Intervention de Michel Antony

Réunion du jeudi 17 mai 2018 à 10h30
Commission d'enquête sur l'égal accès aux soins des français sur l'ensemble du territoire et sur l'efficacité des politiques publiques mises en œuvre pour lutter contre la désertification médicale en milieux rural et urbain

Michel Antony, président fondateur de la Coordination nationale des comités de défense des hôpitaux et maternités :

Je suis enchanté d'être parmi vous aujourd'hui. Je me souviens d'avoir participé à une réunion dans ces mêmes locaux avec une trentaine de nos collectifs voici une dizaine d'années, à l'initiative de Christian Paul.

La Coordination nationale que je représente est une association d'usagers, même si ce n'est pas une association de patients.

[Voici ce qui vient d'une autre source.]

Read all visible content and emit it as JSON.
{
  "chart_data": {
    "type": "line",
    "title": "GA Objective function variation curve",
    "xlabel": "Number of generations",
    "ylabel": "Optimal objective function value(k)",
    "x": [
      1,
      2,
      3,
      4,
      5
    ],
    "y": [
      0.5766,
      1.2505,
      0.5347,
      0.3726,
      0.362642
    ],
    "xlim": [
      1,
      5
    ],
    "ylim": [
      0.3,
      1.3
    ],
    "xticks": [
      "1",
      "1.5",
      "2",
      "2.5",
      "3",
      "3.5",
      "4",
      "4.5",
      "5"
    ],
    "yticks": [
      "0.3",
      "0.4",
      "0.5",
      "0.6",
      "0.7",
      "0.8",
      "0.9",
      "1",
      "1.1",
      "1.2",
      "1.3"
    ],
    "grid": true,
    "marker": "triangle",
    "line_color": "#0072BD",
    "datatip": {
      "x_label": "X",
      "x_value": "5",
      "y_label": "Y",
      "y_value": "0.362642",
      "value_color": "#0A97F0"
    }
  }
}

En effet, les usagers citoyens représentent autant les patients que les professionnels de santé ou les élus locaux. Nos analyses bénéficient de ces approches diverses et complémentaires.

Depuis 30 ans environ, on constate une désertification médicale. En particulier, nous nous sommes beaucoup appuyés sur le Livre blanc de l'Association des petites villes de France (APVF), publié pour la première fois en 1999, dans lequel cette association poussait un cri d'alarme extraordinairement fort et proposait une remise en cause de la liberté d'installation. Selon nous, cela constitue un des axes incontournables pour avancer sur la question de l'accès aux soins. Un constat s'impose avec évidence : on ne pourra pas avancer sans service public et sans politique globale d'aménagement du territoire. En effet, les différents services sont imbriqués : quand on affaiblit une maternité, un hôpital, une gare ou d'autres secteurs du service public, on contribue à désorganiser totalement les régions qui font le ciment de la société française. Telle est la vision que nous défendons. Nous avons plusieurs propositions à avancer pour inverser cette tendance.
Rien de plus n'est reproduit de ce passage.